11. I/O is notoriously one of the most difficult parts of a language to design; there seems to be no approach that pleases everyone. Here are three approaches to the problem of outputting values of various data types. If you were designing a general-purpose programming language, which of these approaches would you be most likely to choose, and why?

(1) In SNOBOL4, there is a predefined identifier OUTPUT that is treated as a write-only reference. Attempting to determine the value of OUTPUT is a run-time error; however, OUTPUT can be used in any other context that requires a reference, such as the left-hand side of an assignment. When a value is assigned to OUTPUT, it is coerced to the STRING data type (if this is not possible, a run-time error occurs) and the result is written to standard output, usually the terminal monitor. For example, the SNOBOL4 equivalent of Scheme's

(display "x is equal to ")
(display x)
(newline)

where the value of x is an integer, would be

OUTPUT = "x is equal to " x

(In SNOBOL4, the blank is used as a string-concatenation operator.)

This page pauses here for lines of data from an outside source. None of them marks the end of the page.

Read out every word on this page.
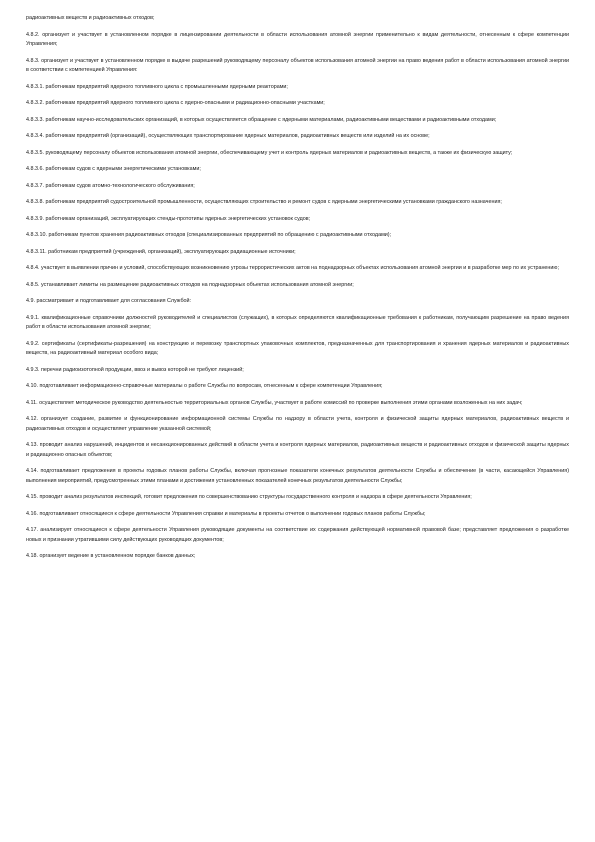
радиоактивных веществ и радиоактивных отходов;

4.8.2. организует и участвует в установленном порядке в лицензировании деятельности в области использования атомной энергии применительно к видам деятельности, отнесенным к сфере компетенции Управления;

4.8.3. организует и участвует в установленном порядке в выдаче разрешений руководящему персоналу объектов использования атомной энергии на право ведения работ в области использования атомной энергии в соответствии с компетенцией Управления:

4.8.3.1. работникам предприятий ядерного топливного цикла с промышленными ядерными реакторами;

4.8.3.2. работникам предприятий ядерного топливного цикла с ядерно-опасными и радиационно-опасными участками;

4.8.3.3. работникам научно-исследовательских организаций, в которых осуществляется обращение с ядерными материалами, радиоактивными веществами и радиоактивными отходами;

4.8.3.4. работникам предприятий (организаций), осуществляющих транспортирование ядерных материалов, радиоактивных веществ или изделий на их основе;

4.8.3.5. руководящему персоналу объектов использования атомной энергии, обеспечивающему учет и контроль ядерных материалов и радиоактивных веществ, а также их физическую защиту;

4.8.3.6. работникам судов с ядерными энергетическими установками;

4.8.3.7. работникам судов атомно-технологического обслуживания;

4.8.3.8. работникам предприятий судостроительной промышленности, осуществляющих строительство и ремонт судов с ядерными энергетическими установками гражданского назначения;

4.8.3.9. работникам организаций, эксплуатирующих стенды-прототипы ядерных энергетических установок судов;

4.8.3.10. работникам пунктов хранения радиоактивных отходов (специализированных предприятий по обращению с радиоактивными отходами);

4.8.3.11. работникам предприятий (учреждений, организаций), эксплуатирующих радиационные источники;

4.8.4. участвует в выявлении причин и условий, способствующих возникновению угрозы террористических актов на поднадзорных объектах использования атомной энергии и в разработке мер по их устранению;

4.8.5. устанавливает лимиты на размещение радиоактивных отходов на поднадзорных объектах использования атомной энергии;

4.9. рассматривает и подготавливает для согласования Службой:

4.9.1. квалификационные справочники должностей руководителей и специалистов (служащих), в которых определяются квалификационные требования к работникам, получающим разрешение на право ведения работ в области использования атомной энергии;

4.9.2. сертификаты (сертификаты-разрешения) на конструкцию и перевозку транспортных упаковочных комплектов, предназначенных для транспортирования и хранения ядерных материалов и радиоактивных веществ, на радиоактивный материал особого вида;

4.9.3. перечни радиоизотопной продукции, ввоз и вывоз которой не требуют лицензий;

4.10. подготавливает информационно-справочные материалы о работе Службы по вопросам, отнесенным к сфере компетенции Управления;

4.11. осуществляет методическое руководство деятельностью территориальных органов Службы, участвует в работе комиссий по проверке выполнения этими органами возложенных на них задач;

4.12. организует создание, развитие и функционирование информационной системы Службы по надзору в области учета, контроля и физической защиты ядерных материалов, радиоактивных веществ и радиоактивных отходов и осуществляет управление указанной системой;

4.13. проводит анализ нарушений, инцидентов и несанкционированных действий в области учета и контроля ядерных материалов, радиоактивных веществ и радиоактивных отходов и физической защиты ядерных и радиационно опасных объектов;

4.14. подготавливает предложения в проекты годовых планов работы Службы, включая прогнозные показатели конечных результатов деятельности Службы и обеспечение (в части, касающейся Управления) выполнения мероприятий, предусмотренных этими планами и достижения установленных показателей конечных результатов деятельности Службы;

4.15. проводит анализ результатов инспекций, готовит предложения по совершенствованию структуры государственного контроля и надзора в сфере деятельности Управления;

4.16. подготавливает относящиеся к сфере деятельности Управления справки и материалы в проекты отчетов о выполнении годовых планов работы Службы;

4.17. анализирует относящиеся к сфере деятельности Управления руководящие документы на соответствие их содержания действующей нормативной правовой базе; представляет предложения о разработке новых и признании утратившими силу действующих руководящих документов;

4.18. организует ведение в установленном порядке банков данных;
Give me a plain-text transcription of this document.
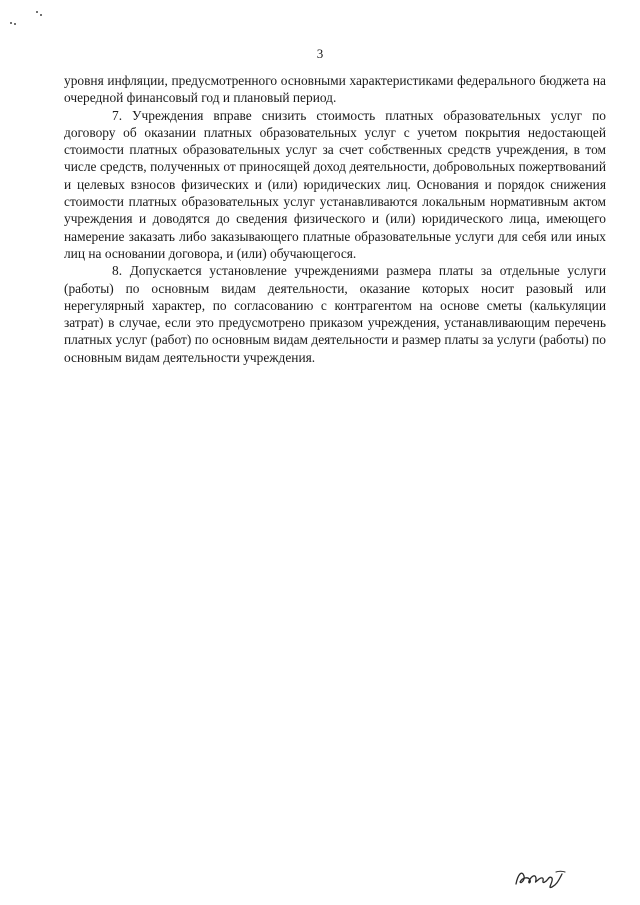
3

уровня инфляции, предусмотренного основными характеристиками федерального бюджета на очередной финансовый год и плановый период.

7. Учреждения вправе снизить стоимость платных образовательных услуг по договору об оказании платных образовательных услуг с учетом покрытия недостающей стоимости платных образовательных услуг за счет собственных средств учреждения, в том числе средств, полученных от приносящей доход деятельности, добровольных пожертвований и целевых взносов физических и (или) юридических лиц. Основания и порядок снижения стоимости платных образовательных услуг устанавливаются локальным нормативным актом учреждения и доводятся до сведения физического и (или) юридического лица, имеющего намерение заказать либо заказывающего платные образовательные услуги для себя или иных лиц на основании договора, и (или) обучающегося.

8. Допускается установление учреждениями размера платы за отдельные услуги (работы) по основным видам деятельности, оказание которых носит разовый или нерегулярный характер, по согласованию с контрагентом на основе сметы (калькуляции затрат) в случае, если это предусмотрено приказом учреждения, устанавливающим перечень платных услуг (работ) по основным видам деятельности и размер платы за услуги (работы) по основным видам деятельности учреждения.
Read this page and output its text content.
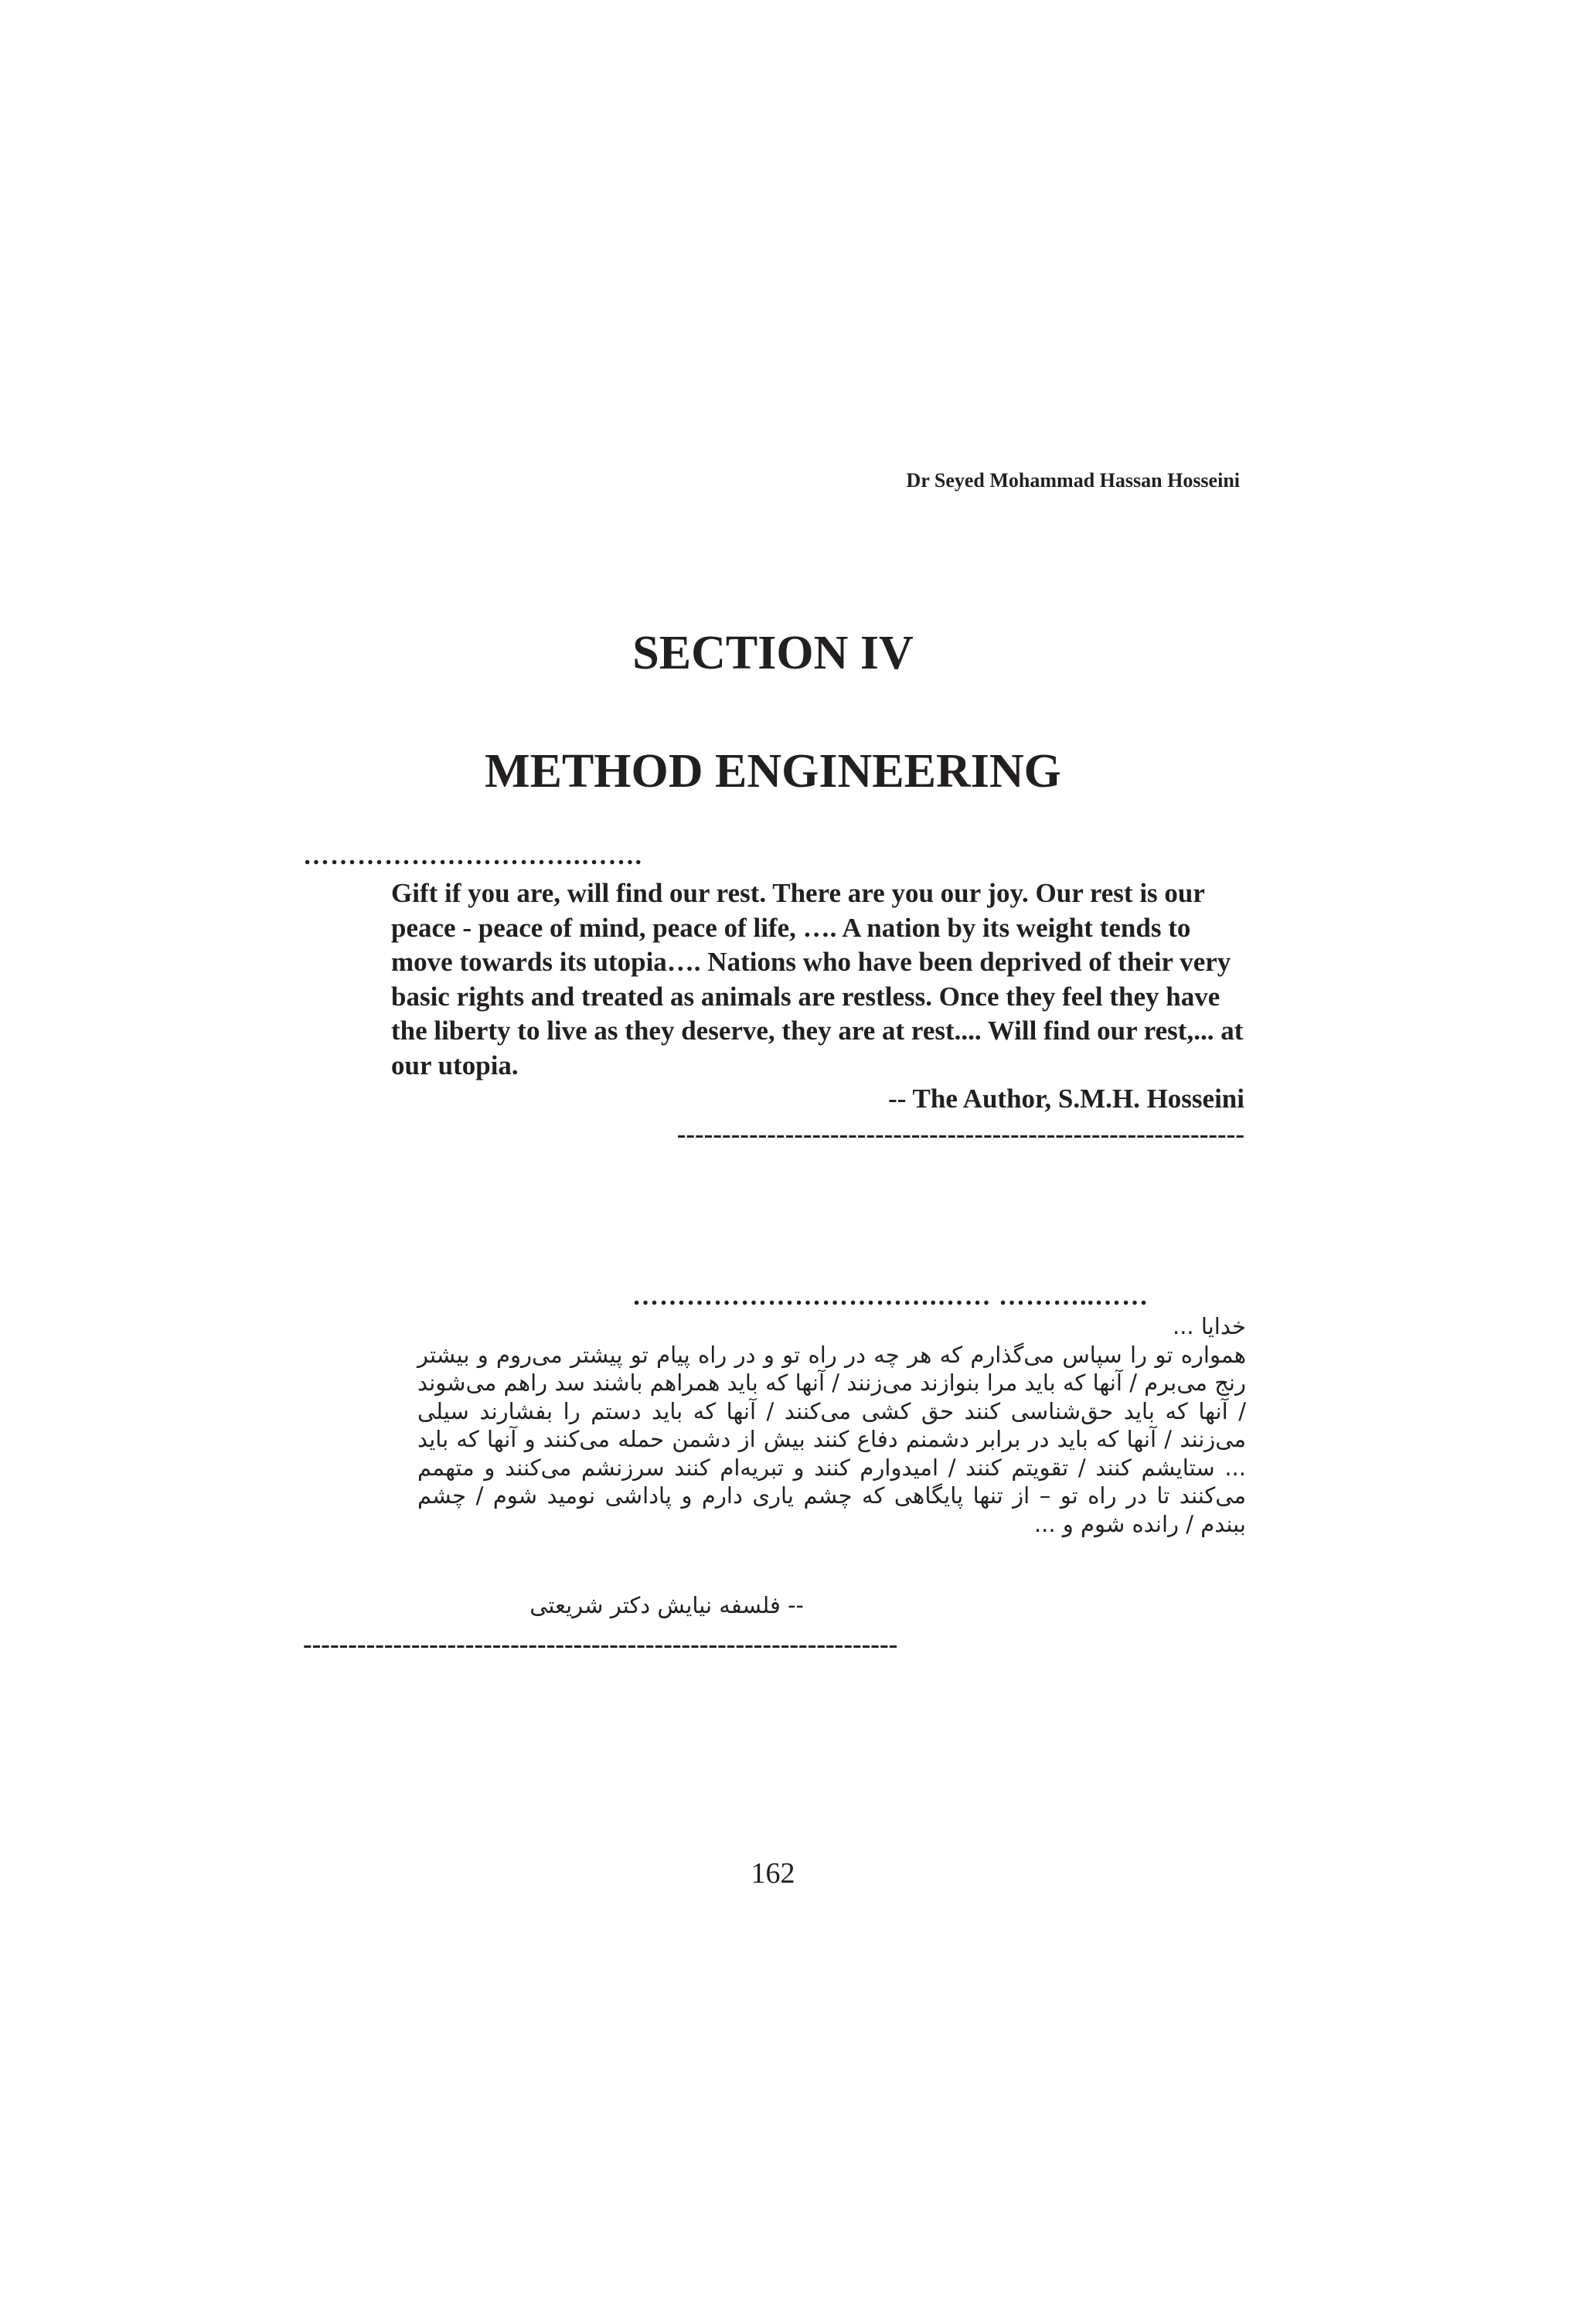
Dr Seyed Mohammad Hassan Hosseini
SECTION IV
METHOD ENGINEERING
………………………….…….

Gift if you are, will find our rest. There are you our joy. Our rest is our peace - peace of mind, peace of life, …. A nation by its weight tends to move towards its utopia…. Nations who have been deprived of their very basic rights and treated as animals are restless. Once they feel they have the liberty to live as they deserve, they are at rest.... Will find our rest,... at our utopia.

-- The Author, S.M.H. Hosseini
---------------------------------------------------------------
…………………………….…… ………..……

خدایا ...

همواره تو را سپاس می‌گذارم که هر چه در راه تو و در راه پیام تو پیشتر می‌روم و بیشتر رنج می‌برم / آنها که باید مرا بنوازند می‌زنند / آنها که باید همراهم باشند سد راهم می‌شوند / آنها که باید حق‌شناسی کنند حق کشی می‌کنند / آنها که باید دستم را بفشارند سیلی می‌زنند / آنها که باید در برابر دشمنم دفاع کنند بیش از دشمن حمله می‌کنند و آنها که باید ... ستایشم کنند / تقویتم کنند / امیدوارم کنند و تبریه‌ام کنند سرزنشم می‌کنند و متهمم می‌کنند تا در راه تو – از تنها پایگاهی که چشم یاری دارم و پاداشی نومید شوم / چشم ببندم / رانده شوم و ...

-- فلسفه نیایش دکتر شریعتی
------------------------------------------------------------------
162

(2) In the C++ programming language, there is a binary operator <<. When the left operand is a text stream (i.e., what Scheme calls an output port connected to text file), the << operator signifies that the value of the right operand is to be output to that stream. The operator is multiply overloaded; for every simple C++ data type, there is a different << procedure to output a value of that type, and the compiler determines which one to use by determining the type of the second operand. (Actually, the << operator is overloaded even further; when an expression of integer type appears as left operand, << signifies a left arithmetic shift, with the number of bit positions to be shifted determined by the value of the second operand.)

In C++, the output statement given as an example above would be written

cout << "x is equal to " << x << "\n";

where cout is the standard output stream and "\n" is a string containing only a line terminator.

(3) For every unstructured data type, and for strings, Modula-2 supplies a special procedure to output a value of that data type: WriteString to output a string, WriteReal to output a real number, and so on, as well as WriteLn to output a line terminator. In Modula-2, the example would be coded as

WriteString ("x is equal to ");
WriteInt (x, 1);
WriteLn

(If you like, you may suggest minor modifications in one of these schemes before announcing your preference for it.)